After six years as a vision therapist....

It has been about six years since Dr. Doell recruited me to become a vision therapist in her optometry practice. At the time, I was a classroom teacher with a master's degree and I was also her patient - we had met when one of my own children suffered from a convergence insufficiency close to 20 years ago. She did about six weeks of vision therapy on Nancy and treated the whole family happily ever after.

We clicked - come from the same area of New York City and find the same things funny so we laughed through each appointment and even went out to lunch for fun a time or two. So, when she told me she was looking for people with masters degrees in education or OT to train herself, I was interested - besides single parenting (not by design) six minor children on a teacher salary was not cutting it so the few extra bucks looked good.

I observed the VT room in action and started working after school a couple of evenings each week. I already knew how to read a child's personality and make them feel at ease. It was easy for me to set up an activity and make it meaningful but it took a lot of practice to learn how to observe the eyes at work, how to match the right therapeutic activity to the diagnoses, how to decode the medical notes in the patient's file, and how to record and then apply what I observed.

Reading optometry books and articles made me feel illiterate at first - a whole new vocabulary had to be grasped - and I felt really slow at the task in spite of being an insatiable very competent reader. But I persevered, attended workshops and optometry conferences and asked the same questions a million different ways not realizing that it was the same question sometimes.

Now I find myself watching the eyes of people being interviewed on television and wondering if there is a strabismus or some other problem to explain anything other than aligned normal looking eye contact or eye movements. I find myself wishing I could do some simple activities with random colleagues and relatives because they display familiar ocular behaviors or postures that I know I could perhaps address and provide the means to greater visual efficiency.

I wish I could interest every classroom teacher in my e-books because a few carefully chosen lessons using the activities I present might just make a few more kids into more adequate readers who could do better on the dreaded standardized tests.
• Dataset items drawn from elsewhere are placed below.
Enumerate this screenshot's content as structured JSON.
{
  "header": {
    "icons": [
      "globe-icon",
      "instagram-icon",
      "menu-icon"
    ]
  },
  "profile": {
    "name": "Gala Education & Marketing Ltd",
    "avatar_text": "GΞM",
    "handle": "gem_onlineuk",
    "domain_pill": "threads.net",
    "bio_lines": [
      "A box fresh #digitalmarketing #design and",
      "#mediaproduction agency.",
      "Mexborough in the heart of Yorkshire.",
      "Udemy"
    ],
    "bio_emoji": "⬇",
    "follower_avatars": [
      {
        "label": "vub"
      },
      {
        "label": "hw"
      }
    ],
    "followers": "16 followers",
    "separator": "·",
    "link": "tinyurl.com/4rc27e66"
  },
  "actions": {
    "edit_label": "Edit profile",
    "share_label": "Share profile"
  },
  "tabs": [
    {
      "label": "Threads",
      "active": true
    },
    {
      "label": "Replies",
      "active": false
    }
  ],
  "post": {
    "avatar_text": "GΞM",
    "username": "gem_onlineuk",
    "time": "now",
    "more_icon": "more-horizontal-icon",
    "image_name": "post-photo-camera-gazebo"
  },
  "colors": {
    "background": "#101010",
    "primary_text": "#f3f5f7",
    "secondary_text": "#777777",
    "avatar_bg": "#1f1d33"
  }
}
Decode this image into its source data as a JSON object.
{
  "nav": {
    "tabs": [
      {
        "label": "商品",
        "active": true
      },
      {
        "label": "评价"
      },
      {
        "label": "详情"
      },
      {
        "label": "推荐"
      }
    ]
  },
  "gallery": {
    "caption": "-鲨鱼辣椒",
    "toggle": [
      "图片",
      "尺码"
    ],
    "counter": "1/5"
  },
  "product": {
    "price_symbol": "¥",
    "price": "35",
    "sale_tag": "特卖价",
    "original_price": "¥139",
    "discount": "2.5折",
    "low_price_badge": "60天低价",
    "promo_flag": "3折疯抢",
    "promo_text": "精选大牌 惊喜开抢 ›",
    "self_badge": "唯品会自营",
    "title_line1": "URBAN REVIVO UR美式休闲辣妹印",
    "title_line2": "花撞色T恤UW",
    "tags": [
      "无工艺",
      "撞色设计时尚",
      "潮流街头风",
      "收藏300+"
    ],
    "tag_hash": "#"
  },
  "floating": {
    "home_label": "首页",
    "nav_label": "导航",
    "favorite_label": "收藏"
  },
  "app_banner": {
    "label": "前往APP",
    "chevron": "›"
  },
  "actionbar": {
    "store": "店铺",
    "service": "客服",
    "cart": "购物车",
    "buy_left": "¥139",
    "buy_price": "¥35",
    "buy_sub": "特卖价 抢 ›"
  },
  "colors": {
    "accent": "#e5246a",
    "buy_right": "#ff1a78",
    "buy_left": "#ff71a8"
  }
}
Why don't the graduate level reading classes incorporate basic visual efficiencies or present the list of classroom behaviors that signal probable learning-related vision challenges which proper optometric attention could resolve?

I don't know how many more years I will be doing vision therapy a couple of days each week but I do know that my life and outlook has been forever changed because I have been introduced to the profession.


The 3 Amigos said...

Hi Lesley,

Thank you for sharing your vision therapy journey. I am also a teacher turned therapist who is shocked with the lack of understanding in the education world and the degree to which they refuse to hear.